L’histoire de Senda D. Waguena commence à Lomé (Togo), où il est né le 16 juin 1984. Si ses deux parents sont journalistes de métier, sa mère est bonne cuisinière – elle maîtrise aussi bien le foufou que le cassoulet –, et doit compter avec la présence permanente de son petit garçon autour des fourneaux. « J’étais tout le temps dans la cuisine, même si, à l’époque, c’était un peu considéré comme le “monde des femmes”, explique-t-il. J’étais déjà très curieux. »

De Dakar à Bergame

Alors qu’il n’a que 9 ans, les tensions politiques poussent ses parents à l’envoyer vivre chez un oncle à Dakar (Sénégal) – où il accomplira une partie de sa scolarité. De cette épisode, il retient surtout que l’épouse dudit oncle gardait les fiches de recettes offertes dans le magazine Femme actuelle. « Collectionner ces fiches était pour moi une façon de conserver ma passion intacte, et j’y apprenais beaucoup de choses sur le plan théorique, se souvient-il. Plus tard, cela m’a été vraiment utile car je maîtrisais les termes techniques. »

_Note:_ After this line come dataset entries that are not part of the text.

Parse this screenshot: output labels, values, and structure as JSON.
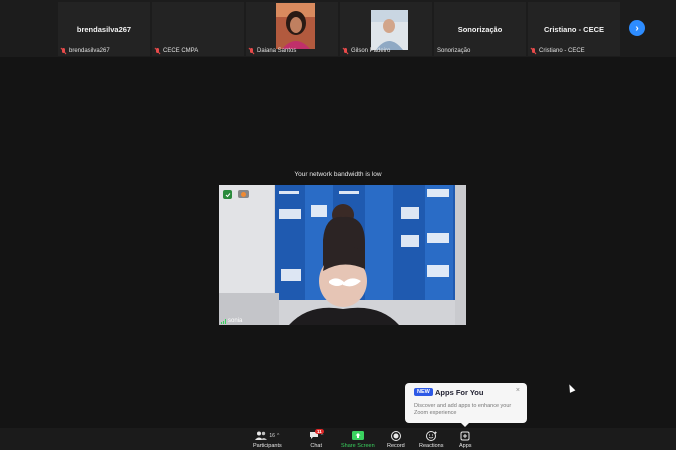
{
  "gallery": {
    "tiles": [
      {
        "big_name": "brendasilva267",
        "label": "brendasilva267",
        "muted": true
      },
      {
        "big_name": "",
        "label": "CECE CMPA",
        "muted": true
      },
      {
        "big_name": "",
        "label": "Daiana Santos",
        "muted": true
      },
      {
        "big_name": "",
        "label": "Gilson Padeiro",
        "muted": true
      },
      {
        "big_name": "Sonorização",
        "label": "Sonorização",
        "muted": false
      },
      {
        "big_name": "Cristiano - CECE",
        "label": "Cristiano - CECE",
        "muted": true
      }
    ],
    "next_glyph": "›"
  },
  "notice": {
    "bandwidth": "Your network bandwidth is low"
  },
  "main_video": {
    "speaker": "sonia"
  },
  "apps_popup": {
    "badge": "NEW",
    "title": "Apps For You",
    "close_glyph": "×",
    "description": "Discover and add apps to enhance your Zoom experience"
  },
  "toolbar": {
    "participants_label": "Participants",
    "participants_count": "16",
    "chat_label": "Chat",
    "chat_badge": "11",
    "share_label": "Share Screen",
    "record_label": "Record",
    "reactions_label": "Reactions",
    "apps_label": "Apps"
  },
  "colors": {
    "share_green": "#3ad25f",
    "accent_blue": "#2d8cff",
    "muted_red": "#e84a4a"
  }
}
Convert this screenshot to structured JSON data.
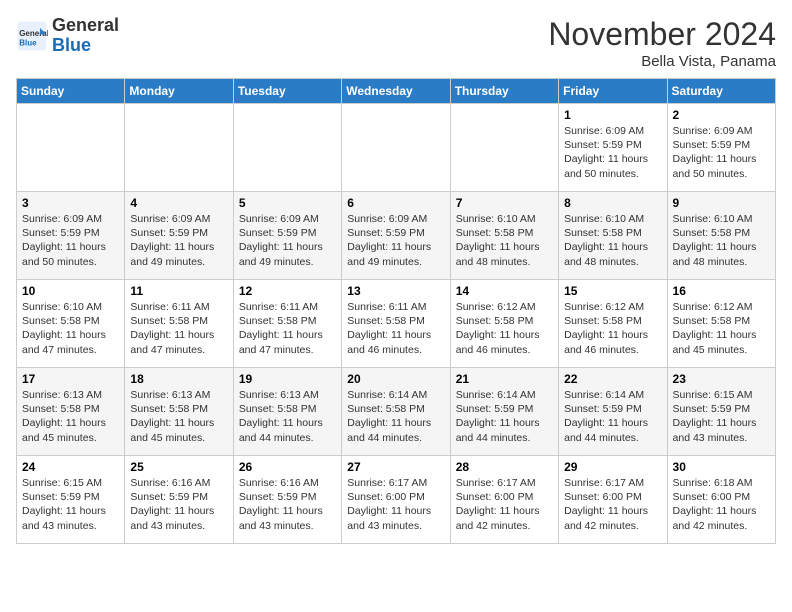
{
  "logo": {
    "general": "General",
    "blue": "Blue"
  },
  "header": {
    "month_title": "November 2024",
    "location": "Bella Vista, Panama"
  },
  "weekdays": [
    "Sunday",
    "Monday",
    "Tuesday",
    "Wednesday",
    "Thursday",
    "Friday",
    "Saturday"
  ],
  "weeks": [
    [
      {
        "day": "",
        "info": ""
      },
      {
        "day": "",
        "info": ""
      },
      {
        "day": "",
        "info": ""
      },
      {
        "day": "",
        "info": ""
      },
      {
        "day": "",
        "info": ""
      },
      {
        "day": "1",
        "info": "Sunrise: 6:09 AM\nSunset: 5:59 PM\nDaylight: 11 hours\nand 50 minutes."
      },
      {
        "day": "2",
        "info": "Sunrise: 6:09 AM\nSunset: 5:59 PM\nDaylight: 11 hours\nand 50 minutes."
      }
    ],
    [
      {
        "day": "3",
        "info": "Sunrise: 6:09 AM\nSunset: 5:59 PM\nDaylight: 11 hours\nand 50 minutes."
      },
      {
        "day": "4",
        "info": "Sunrise: 6:09 AM\nSunset: 5:59 PM\nDaylight: 11 hours\nand 49 minutes."
      },
      {
        "day": "5",
        "info": "Sunrise: 6:09 AM\nSunset: 5:59 PM\nDaylight: 11 hours\nand 49 minutes."
      },
      {
        "day": "6",
        "info": "Sunrise: 6:09 AM\nSunset: 5:59 PM\nDaylight: 11 hours\nand 49 minutes."
      },
      {
        "day": "7",
        "info": "Sunrise: 6:10 AM\nSunset: 5:58 PM\nDaylight: 11 hours\nand 48 minutes."
      },
      {
        "day": "8",
        "info": "Sunrise: 6:10 AM\nSunset: 5:58 PM\nDaylight: 11 hours\nand 48 minutes."
      },
      {
        "day": "9",
        "info": "Sunrise: 6:10 AM\nSunset: 5:58 PM\nDaylight: 11 hours\nand 48 minutes."
      }
    ],
    [
      {
        "day": "10",
        "info": "Sunrise: 6:10 AM\nSunset: 5:58 PM\nDaylight: 11 hours\nand 47 minutes."
      },
      {
        "day": "11",
        "info": "Sunrise: 6:11 AM\nSunset: 5:58 PM\nDaylight: 11 hours\nand 47 minutes."
      },
      {
        "day": "12",
        "info": "Sunrise: 6:11 AM\nSunset: 5:58 PM\nDaylight: 11 hours\nand 47 minutes."
      },
      {
        "day": "13",
        "info": "Sunrise: 6:11 AM\nSunset: 5:58 PM\nDaylight: 11 hours\nand 46 minutes."
      },
      {
        "day": "14",
        "info": "Sunrise: 6:12 AM\nSunset: 5:58 PM\nDaylight: 11 hours\nand 46 minutes."
      },
      {
        "day": "15",
        "info": "Sunrise: 6:12 AM\nSunset: 5:58 PM\nDaylight: 11 hours\nand 46 minutes."
      },
      {
        "day": "16",
        "info": "Sunrise: 6:12 AM\nSunset: 5:58 PM\nDaylight: 11 hours\nand 45 minutes."
      }
    ],
    [
      {
        "day": "17",
        "info": "Sunrise: 6:13 AM\nSunset: 5:58 PM\nDaylight: 11 hours\nand 45 minutes."
      },
      {
        "day": "18",
        "info": "Sunrise: 6:13 AM\nSunset: 5:58 PM\nDaylight: 11 hours\nand 45 minutes."
      },
      {
        "day": "19",
        "info": "Sunrise: 6:13 AM\nSunset: 5:58 PM\nDaylight: 11 hours\nand 44 minutes."
      },
      {
        "day": "20",
        "info": "Sunrise: 6:14 AM\nSunset: 5:58 PM\nDaylight: 11 hours\nand 44 minutes."
      },
      {
        "day": "21",
        "info": "Sunrise: 6:14 AM\nSunset: 5:59 PM\nDaylight: 11 hours\nand 44 minutes."
      },
      {
        "day": "22",
        "info": "Sunrise: 6:14 AM\nSunset: 5:59 PM\nDaylight: 11 hours\nand 44 minutes."
      },
      {
        "day": "23",
        "info": "Sunrise: 6:15 AM\nSunset: 5:59 PM\nDaylight: 11 hours\nand 43 minutes."
      }
    ],
    [
      {
        "day": "24",
        "info": "Sunrise: 6:15 AM\nSunset: 5:59 PM\nDaylight: 11 hours\nand 43 minutes."
      },
      {
        "day": "25",
        "info": "Sunrise: 6:16 AM\nSunset: 5:59 PM\nDaylight: 11 hours\nand 43 minutes."
      },
      {
        "day": "26",
        "info": "Sunrise: 6:16 AM\nSunset: 5:59 PM\nDaylight: 11 hours\nand 43 minutes."
      },
      {
        "day": "27",
        "info": "Sunrise: 6:17 AM\nSunset: 6:00 PM\nDaylight: 11 hours\nand 43 minutes."
      },
      {
        "day": "28",
        "info": "Sunrise: 6:17 AM\nSunset: 6:00 PM\nDaylight: 11 hours\nand 42 minutes."
      },
      {
        "day": "29",
        "info": "Sunrise: 6:17 AM\nSunset: 6:00 PM\nDaylight: 11 hours\nand 42 minutes."
      },
      {
        "day": "30",
        "info": "Sunrise: 6:18 AM\nSunset: 6:00 PM\nDaylight: 11 hours\nand 42 minutes."
      }
    ]
  ]
}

À l’âge de 15 ans, Senda Waguena rentre au Togo et achève sa scolarité. Alors qu’il est en terminale, son père l’invite à postuler pour une bourse d’étude dans une école hôtelière italienne. Il compte parmi les 10 élèves sélectionnés en Afrique de l’Ouest, et s’envole pour Bergame où il intègre, pour deux ans, le Centro di formazione professionale di Clusone, un ancien monastère transformé en hôtel. Bardé de son « énorme curiosité », il profite là d’un enseignement de haut niveau, « très formateur » avec une véritable brigade et de nombreux étudiants.

Sur le plan personnel, la situation se révèle un peu plus compliquée : « Dans cette région d’Italie, il y a peu d’étrangers. Les gens ne vous parlent pas tant que vous ne maîtrisez pas leur dialecte. Même parler italien ne suffit pas ! »

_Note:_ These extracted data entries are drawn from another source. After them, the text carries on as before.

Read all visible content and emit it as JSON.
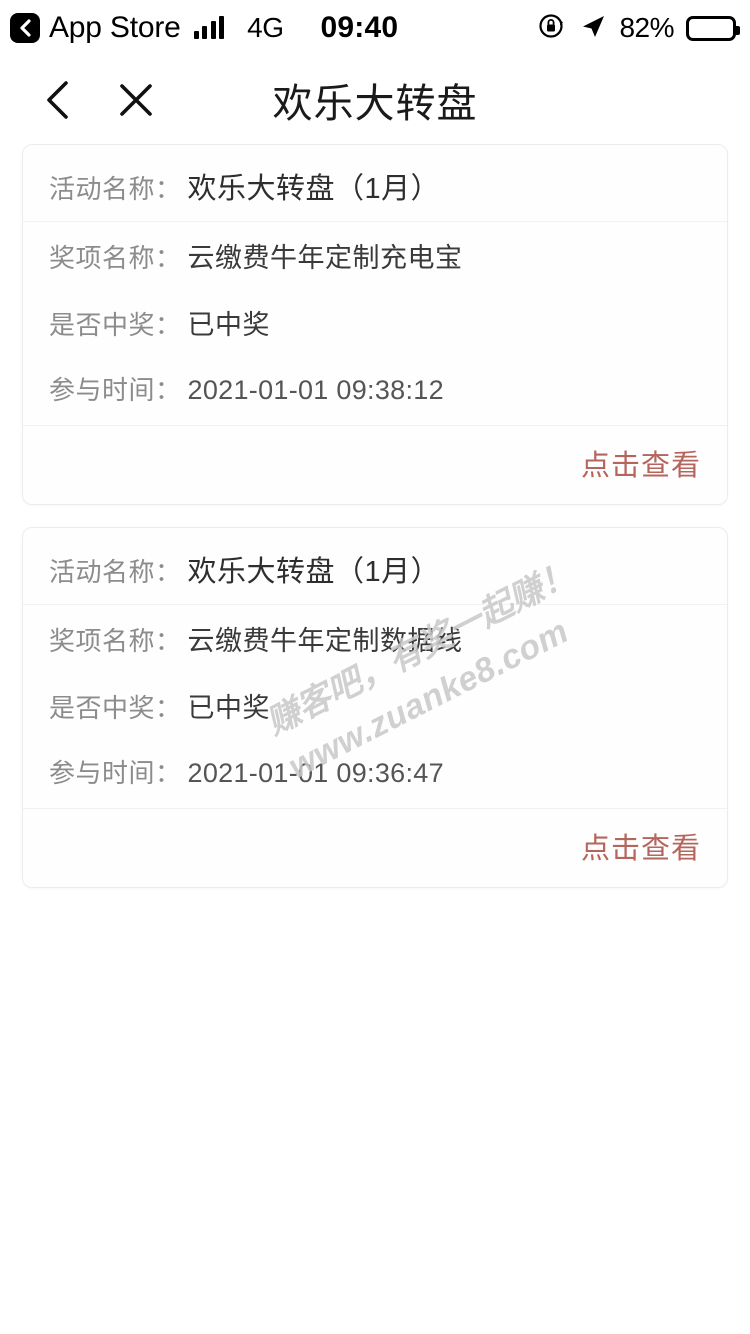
{
  "status_bar": {
    "back_app_label": "App Store",
    "back_icon": "chevron-left-icon",
    "signal_icon": "cellular-signal-icon",
    "network": "4G",
    "time": "09:40",
    "rotation_lock_icon": "rotation-lock-icon",
    "location_icon": "location-arrow-icon",
    "battery_percent": "82%",
    "battery_icon": "battery-icon"
  },
  "nav": {
    "back_icon": "chevron-left-icon",
    "close_icon": "close-icon",
    "title": "欢乐大转盘"
  },
  "labels": {
    "activity": "活动名称：",
    "prize": "奖项名称：",
    "is_winner": "是否中奖：",
    "join_time": "参与时间：",
    "view": "点击查看"
  },
  "cards": [
    {
      "activity": "欢乐大转盘（1月）",
      "prize": "云缴费牛年定制充电宝",
      "is_winner": "已中奖",
      "join_time": "2021-01-01 09:38:12",
      "action": "点击查看"
    },
    {
      "activity": "欢乐大转盘（1月）",
      "prize": "云缴费牛年定制数据线",
      "is_winner": "已中奖",
      "join_time": "2021-01-01 09:36:47",
      "action": "点击查看"
    }
  ],
  "watermark": {
    "line1": "赚客吧，有奖一起赚！",
    "line2": "www.zuanke8.com"
  },
  "colors": {
    "link": "#b5655c",
    "label": "#8c8c8c",
    "value": "#3a3a3a",
    "background": "#ffffff"
  }
}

Pour son premier stage, Waguena sera commis en pâtisserie pendant six mois. Le jeune homme apprend vite, multiplie les stages et les « extras » dans les restaurants du coin. La liste est longue de ses rencontres et de ses expériences. « J’ai notamment fait un stage chez le chef Igles Corelli, à La Locanda della Tamerice, en Toscane, souligne-t-il. Une chouette expérience, dans un lieu en pleine nature où j’ai appris à cuisiner le gibier. »

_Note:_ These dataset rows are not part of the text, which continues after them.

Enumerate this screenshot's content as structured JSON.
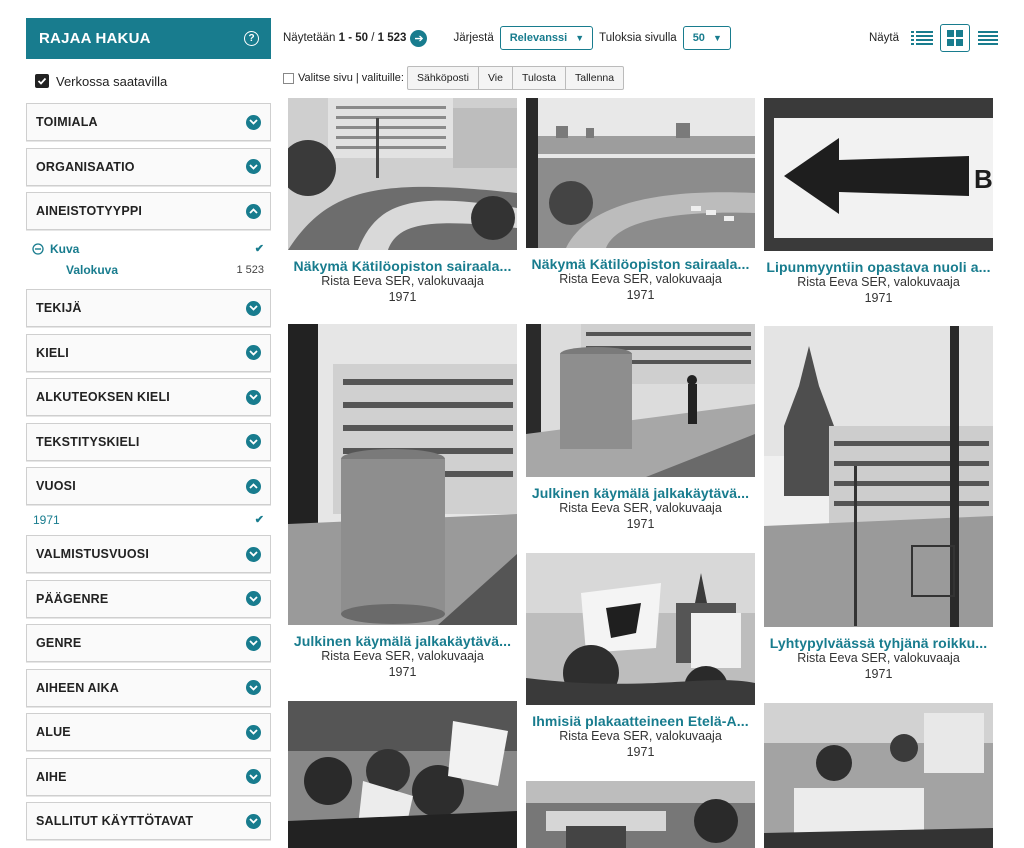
{
  "sidebar": {
    "header": "RAJAA HAKUA",
    "online_label": "Verkossa saatavilla",
    "facets_top": [
      "TOIMIALA",
      "ORGANISAATIO",
      "AINEISTOTYYPPI"
    ],
    "type_filter": {
      "label": "Kuva",
      "sub_label": "Valokuva",
      "sub_count": "1 523"
    },
    "facets_mid": [
      "TEKIJÄ",
      "KIELI",
      "ALKUTEOKSEN KIELI",
      "TEKSTITYSKIELI",
      "VUOSI"
    ],
    "year_filter": "1971",
    "facets_bottom": [
      "VALMISTUSVUOSI",
      "PÄÄGENRE",
      "GENRE",
      "AIHEEN AIKA",
      "ALUE",
      "AIHE",
      "SALLITUT KÄYTTÖTAVAT"
    ]
  },
  "topbar": {
    "showing_prefix": "Näytetään",
    "range": "1 - 50",
    "separator": "/",
    "total": "1 523",
    "sort_label": "Järjestä",
    "sort_value": "Relevanssi",
    "per_page_label": "Tuloksia sivulla",
    "per_page_value": "50",
    "view_label": "Näytä"
  },
  "toolbar": {
    "select_label": "Valitse sivu | valituille:",
    "buttons": [
      "Sähköposti",
      "Vie",
      "Tulosta",
      "Tallenna"
    ]
  },
  "results": [
    {
      "title": "Näkymä Kätilöopiston sairaala...",
      "author": "Rista Eeva SER, valokuvaaja",
      "year": "1971"
    },
    {
      "title": "Näkymä Kätilöopiston sairaala...",
      "author": "Rista Eeva SER, valokuvaaja",
      "year": "1971"
    },
    {
      "title": "Lipunmyyntiin opastava nuoli a...",
      "author": "Rista Eeva SER, valokuvaaja",
      "year": "1971"
    },
    {
      "title": "Julkinen käymälä jalkakäytävä...",
      "author": "Rista Eeva SER, valokuvaaja",
      "year": "1971"
    },
    {
      "title": "Julkinen käymälä jalkakäytävä...",
      "author": "Rista Eeva SER, valokuvaaja",
      "year": "1971"
    },
    {
      "title": "Lyhtypylväässä tyhjänä roikku...",
      "author": "Rista Eeva SER, valokuvaaja",
      "year": "1971"
    },
    {
      "title": "Ihmisiä plakaatteineen Etelä-A...",
      "author": "Rista Eeva SER, valokuvaaja",
      "year": "1971"
    }
  ],
  "colors": {
    "accent": "#187c8e"
  }
}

Entre cuisine traditionnelle et cocktails

Rentré un temps au Togo, il revient bien vite en Italie grâce à l’aide d’un ami, Valentino, qui se porte garant. Cette fois, c’est dans la province de Trévise, à l’Istituto Alberghiero Massimo Alberini qu’il consolide ses bases et se perfectionne en cuisine traditionnelle de Vénétie. Pendant plus de deux ans, il officie dans les Dolomites, près de Cortina d’Ampezzo, station de ski prisée d’une clientèle fortunée, au restaurant Lagho Gedina. Il participe ensuite à l’ouverture du Baia Blu, « dans une ambiance plus festive », où il travaille plus spécifiquement les produits de la mer.

« Ensuite, je me suis posé en Vénétie, à Motta, où je suis devenu barman » : un professeur de l’association italienne des barmen lui a en effet proposé d’apprendre le métier. « Il savait que j’avais pour projet d’ouvrir un jour mon activité, et il me disait que c’était important d’avoir touché à tout, explique le jeune chef. Je suis resté avec lui pendant deux ans, on a créé des cocktails et j’ai aussi commencé à voir l’envers du décor, la gestion, l’organisation. »

Après cette expérience, Waguena ouvre avec trois associés à Padoue Food/Drink, un bar à apéros. Et épouse une italienne, avec qui il aura deux enfants.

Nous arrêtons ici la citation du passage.